Moreover, these prognosticators seem to think that the acquisition of Santonio Holmes and retention of Braylon Edwards, signify an attempt to transform the Jets from a predominantly running offense to a passing attack that features Mark Sanchez.

I am not so sure that this is what is really going on with the Jets. 

Coaches don't just haphazardly change their styles of coaching; particulary if their coaching style is working. Rex Ryan is an "in your face" kind of guy, and he has an "in your face" coaching philosophy.

He believes in the "ground and pound" approach on offense and a blitzing and aggressive defense.

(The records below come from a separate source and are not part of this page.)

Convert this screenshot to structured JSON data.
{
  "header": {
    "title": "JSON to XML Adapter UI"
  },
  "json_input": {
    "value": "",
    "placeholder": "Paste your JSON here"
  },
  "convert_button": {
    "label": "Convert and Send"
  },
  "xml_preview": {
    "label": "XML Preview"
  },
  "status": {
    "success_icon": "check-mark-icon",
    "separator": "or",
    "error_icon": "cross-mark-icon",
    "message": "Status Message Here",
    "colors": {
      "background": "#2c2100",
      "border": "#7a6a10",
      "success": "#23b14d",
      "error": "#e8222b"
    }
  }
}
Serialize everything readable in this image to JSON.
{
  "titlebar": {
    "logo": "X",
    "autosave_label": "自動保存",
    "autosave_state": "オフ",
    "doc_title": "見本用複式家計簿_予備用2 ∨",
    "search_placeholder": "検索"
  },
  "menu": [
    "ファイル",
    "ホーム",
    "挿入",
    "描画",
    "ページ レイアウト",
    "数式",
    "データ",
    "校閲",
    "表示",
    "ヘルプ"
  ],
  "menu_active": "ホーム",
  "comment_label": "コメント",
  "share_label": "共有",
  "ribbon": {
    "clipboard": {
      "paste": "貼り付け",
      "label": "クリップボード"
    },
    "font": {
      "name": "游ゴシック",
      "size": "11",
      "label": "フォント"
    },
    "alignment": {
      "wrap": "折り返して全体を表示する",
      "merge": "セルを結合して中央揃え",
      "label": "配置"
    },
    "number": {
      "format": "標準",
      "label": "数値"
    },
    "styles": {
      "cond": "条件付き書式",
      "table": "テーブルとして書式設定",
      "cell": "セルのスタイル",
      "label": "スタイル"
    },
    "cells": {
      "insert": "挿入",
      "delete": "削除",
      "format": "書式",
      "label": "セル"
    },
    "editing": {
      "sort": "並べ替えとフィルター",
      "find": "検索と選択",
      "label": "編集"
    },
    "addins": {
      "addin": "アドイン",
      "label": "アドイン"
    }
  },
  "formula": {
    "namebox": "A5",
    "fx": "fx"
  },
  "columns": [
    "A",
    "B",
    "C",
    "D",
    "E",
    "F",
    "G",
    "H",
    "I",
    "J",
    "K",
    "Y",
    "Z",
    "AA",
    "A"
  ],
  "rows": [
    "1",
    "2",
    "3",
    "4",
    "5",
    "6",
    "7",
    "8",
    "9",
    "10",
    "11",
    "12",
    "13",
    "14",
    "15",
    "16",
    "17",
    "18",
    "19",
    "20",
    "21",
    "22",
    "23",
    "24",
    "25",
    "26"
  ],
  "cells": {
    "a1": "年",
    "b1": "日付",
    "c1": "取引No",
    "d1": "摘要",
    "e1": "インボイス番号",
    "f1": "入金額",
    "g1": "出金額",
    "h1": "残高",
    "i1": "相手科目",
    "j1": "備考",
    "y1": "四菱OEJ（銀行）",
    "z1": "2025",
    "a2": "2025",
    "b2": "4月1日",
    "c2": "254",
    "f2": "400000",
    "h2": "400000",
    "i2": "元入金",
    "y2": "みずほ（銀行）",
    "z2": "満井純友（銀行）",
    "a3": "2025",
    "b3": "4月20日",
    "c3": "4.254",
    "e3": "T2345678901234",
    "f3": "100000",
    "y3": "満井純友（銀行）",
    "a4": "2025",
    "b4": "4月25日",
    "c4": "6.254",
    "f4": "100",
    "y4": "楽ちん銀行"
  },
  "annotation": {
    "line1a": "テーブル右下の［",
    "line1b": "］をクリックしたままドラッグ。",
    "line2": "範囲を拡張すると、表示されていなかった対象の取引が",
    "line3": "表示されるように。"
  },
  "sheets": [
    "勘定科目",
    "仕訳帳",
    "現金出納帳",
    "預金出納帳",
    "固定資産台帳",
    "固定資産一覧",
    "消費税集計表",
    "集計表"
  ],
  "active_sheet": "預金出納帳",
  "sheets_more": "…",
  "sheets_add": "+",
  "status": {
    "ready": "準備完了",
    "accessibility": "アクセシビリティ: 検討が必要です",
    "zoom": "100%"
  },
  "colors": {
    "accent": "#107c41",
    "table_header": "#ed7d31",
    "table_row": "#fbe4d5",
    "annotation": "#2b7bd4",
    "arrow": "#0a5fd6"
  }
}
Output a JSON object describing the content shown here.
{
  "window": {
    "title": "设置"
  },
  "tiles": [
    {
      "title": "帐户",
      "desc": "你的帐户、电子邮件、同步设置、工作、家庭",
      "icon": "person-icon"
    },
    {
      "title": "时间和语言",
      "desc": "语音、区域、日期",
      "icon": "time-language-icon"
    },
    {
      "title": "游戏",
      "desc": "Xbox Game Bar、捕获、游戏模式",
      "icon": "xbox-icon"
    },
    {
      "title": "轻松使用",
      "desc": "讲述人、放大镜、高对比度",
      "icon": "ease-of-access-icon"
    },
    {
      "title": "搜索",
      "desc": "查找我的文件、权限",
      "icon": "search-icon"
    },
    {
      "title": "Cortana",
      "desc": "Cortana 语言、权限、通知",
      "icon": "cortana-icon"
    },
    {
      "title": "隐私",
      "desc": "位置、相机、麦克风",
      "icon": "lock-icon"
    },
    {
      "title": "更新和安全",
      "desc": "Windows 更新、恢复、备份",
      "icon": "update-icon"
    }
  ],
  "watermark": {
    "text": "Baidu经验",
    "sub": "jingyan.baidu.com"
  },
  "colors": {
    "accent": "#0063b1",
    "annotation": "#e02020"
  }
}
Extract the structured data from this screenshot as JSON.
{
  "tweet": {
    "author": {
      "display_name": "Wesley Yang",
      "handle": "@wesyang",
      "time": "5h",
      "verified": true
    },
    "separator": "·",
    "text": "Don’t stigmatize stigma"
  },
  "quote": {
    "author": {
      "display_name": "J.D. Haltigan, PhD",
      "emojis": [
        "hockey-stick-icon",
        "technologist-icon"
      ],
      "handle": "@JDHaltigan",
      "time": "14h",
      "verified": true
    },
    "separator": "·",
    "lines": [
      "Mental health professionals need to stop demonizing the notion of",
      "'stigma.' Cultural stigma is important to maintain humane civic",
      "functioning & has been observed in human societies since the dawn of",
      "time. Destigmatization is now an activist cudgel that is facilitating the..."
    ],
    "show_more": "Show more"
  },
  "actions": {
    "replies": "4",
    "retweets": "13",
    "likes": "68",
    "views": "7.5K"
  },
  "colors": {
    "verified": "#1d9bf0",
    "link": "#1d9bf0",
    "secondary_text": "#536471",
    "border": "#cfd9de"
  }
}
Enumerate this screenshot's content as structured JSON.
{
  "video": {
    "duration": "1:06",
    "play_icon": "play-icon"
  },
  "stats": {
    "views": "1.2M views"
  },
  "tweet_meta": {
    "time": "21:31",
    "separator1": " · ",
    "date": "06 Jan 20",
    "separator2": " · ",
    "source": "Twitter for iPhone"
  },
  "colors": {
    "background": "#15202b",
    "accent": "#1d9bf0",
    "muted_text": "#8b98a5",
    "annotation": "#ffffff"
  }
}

He certainly doesn't want to have a high risk offense that gives opponents short fields and easy scores. 

Getting rid of Jones was a move on the philosophy that you would rather be a year early in jettisoning a player, than a year too late.

Jones has taken a pounding over the course of the last two years and seemed to break down during the playoffs.

And while it seems that Ladainian Tomlinson had slowed over the last couple of years, it also is worth noting that the Chargers placed a lot more emphasis on the passing game, behind their star quarterback Phillip Rivers.

Tomlinson carried it 106 times less than Thomas Jones over the past two seasons, and the Jets won't look to Tomlinson as the every down back.

The Jets running attack, while a nightmare for a fantasy football player, is perfect for the modern NFL.  It features running backs of three completely contrasting and complimentary styles.

Instead of carrying veterans like Jones, whose best years are behind him, and Washington who may never fully recover from a devastating knee injury, the Jets have two young backs with little mileage on their tires, and a veteran pressence in Tomlinson.

Shonn Greene will probably get the bulk of the carries, but the Jets will seek to keep him fresh throughout the season by sprinkling in some of L.T. and the rookie McKnight.

Greene is a between the tackles type runner who has enough speed to break big plays, but should be able to wear down a defense with brusing straight ahead runs. 

McKnight is the wild card. In a world of instant judgments and news that comes to us in a matter of seconds, Jets fans and media are quick to dismiss McKnight as a bust already.

He came into camp out of shape, failed a conditioning test, and got tackled a few times in the preseason's first game and the negativity spewed.

However, against Carolina, he showed some signs of breathtaking open-field ability on a punt return.  

Tomlinson is still 'shifty', and can make plays in the open-field. He is the best       pass-catching threat out of the backfield that the Jets have had since Richie Anderson.

The Jets' receiving corps provides a legitamate threat that should spread the field for the featured running attack. The Jets will seek to rely on the running game to set up big plays for Edwards and Holmes in the passing game or use the passing game to set up the running attack.

Fans get wrapped up in stats, they see a 1,400 yard back in Jones get released and worry. What they don't realize is that the Jets are not in the business of paying people for what they have done in the past, they are trying to predict the future. 

That future is bright with this backfield in motion.